August 2008 ASA Meeting: Sociologist Donald Light Presents His Paper, "Institutional Foundations of the Vioxx Disaster"
(Posted by Tom Lamb at DrugInjuryWatch.com)
On August 3, 2008, at the American Sociological Association (ASA) annual meeting in Boston, Donald W. Light, PhD, MS, presented the paper, "Institutional Foundations of the Vioxx Disaster", in which this sociologist identified eight institutional foundations for likely future serious side-effect problems with some new prescription drugs approved by the FDA.
Dr. Light is a professor of comparative health policy at the University of Medicine and Dentistry of New Jersey.
According to an August 5, 2008 ScienceDaily online article, "Toxic Drugs, Toxic System: Sociologist Predicts Drug Disasters", Dr. Light's paper and presentation included these contentions:
- "Drug disasters are literally built into the current system of drug testing and approvals in the United States."
- "Recent changes in the system have only increased the proportion of new drugs with serious risks."
- "Speed-up reviews for safety have more than tripled the number of 'black box warnings' of side effects or withdrawals after drugs are on the market."
In more detail, from the August 5 ScienceDaily article:
According to Light, rather than using current approved drugs as benchmarks of efficacy, the existing testing system evaluates the effectiveness of new drugs based on their effects compared to placebos.

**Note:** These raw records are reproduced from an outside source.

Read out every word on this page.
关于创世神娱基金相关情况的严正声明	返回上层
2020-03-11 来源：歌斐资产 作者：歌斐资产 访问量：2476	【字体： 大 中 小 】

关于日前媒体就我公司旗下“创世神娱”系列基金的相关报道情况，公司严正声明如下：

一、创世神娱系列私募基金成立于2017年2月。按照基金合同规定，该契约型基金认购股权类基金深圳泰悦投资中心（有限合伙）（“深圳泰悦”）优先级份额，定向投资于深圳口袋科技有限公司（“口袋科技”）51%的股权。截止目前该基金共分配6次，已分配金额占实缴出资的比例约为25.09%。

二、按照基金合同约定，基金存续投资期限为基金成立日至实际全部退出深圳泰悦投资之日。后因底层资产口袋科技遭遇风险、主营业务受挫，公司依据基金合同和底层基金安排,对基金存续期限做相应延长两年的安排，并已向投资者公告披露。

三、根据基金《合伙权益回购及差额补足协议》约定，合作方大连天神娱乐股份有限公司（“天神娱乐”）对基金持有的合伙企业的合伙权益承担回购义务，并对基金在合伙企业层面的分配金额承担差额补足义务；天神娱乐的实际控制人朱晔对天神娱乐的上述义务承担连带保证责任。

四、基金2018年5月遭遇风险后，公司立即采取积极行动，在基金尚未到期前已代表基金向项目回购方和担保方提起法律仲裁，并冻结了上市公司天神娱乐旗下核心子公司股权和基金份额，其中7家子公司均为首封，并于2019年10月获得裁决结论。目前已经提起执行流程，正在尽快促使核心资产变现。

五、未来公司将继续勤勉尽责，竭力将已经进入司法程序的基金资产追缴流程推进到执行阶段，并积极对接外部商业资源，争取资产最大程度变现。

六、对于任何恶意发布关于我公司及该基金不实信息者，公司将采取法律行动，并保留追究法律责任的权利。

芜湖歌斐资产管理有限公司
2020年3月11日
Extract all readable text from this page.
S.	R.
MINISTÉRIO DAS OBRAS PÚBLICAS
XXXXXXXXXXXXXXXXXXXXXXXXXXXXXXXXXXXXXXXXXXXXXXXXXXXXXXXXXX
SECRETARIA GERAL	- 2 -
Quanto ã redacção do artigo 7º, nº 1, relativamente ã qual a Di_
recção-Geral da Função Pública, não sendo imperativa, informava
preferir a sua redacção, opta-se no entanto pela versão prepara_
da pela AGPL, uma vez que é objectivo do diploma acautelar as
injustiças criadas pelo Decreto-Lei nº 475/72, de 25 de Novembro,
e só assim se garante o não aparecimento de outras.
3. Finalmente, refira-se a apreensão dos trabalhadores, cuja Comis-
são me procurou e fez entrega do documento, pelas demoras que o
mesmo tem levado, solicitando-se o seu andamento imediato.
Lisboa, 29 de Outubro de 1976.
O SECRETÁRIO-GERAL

Systematic reviews indicate that one in seven new drugs is superior to existing drugs, but two in every seven new drugs result in side effects serious enough for action by the U.S. Food and Drug Administration (FDA), including black box warnings, adverse reaction warnings, or even withdrawal of the drug.
Based on this system, Light asserts that new drugs are twice as likely to harm patients as to provide them with benefits superior to existing drugs.
The current FDA drug approval picture depicted by Dr. Light certainly seems to me yet another compelling reason why any application of the federal preemption doctrine to prohibit product liability lawsuits involving prescription drugs is bad public policy.
What do you think: Should injured patients be prohibited from filing product liability lawsuits against pharmaceutical companies?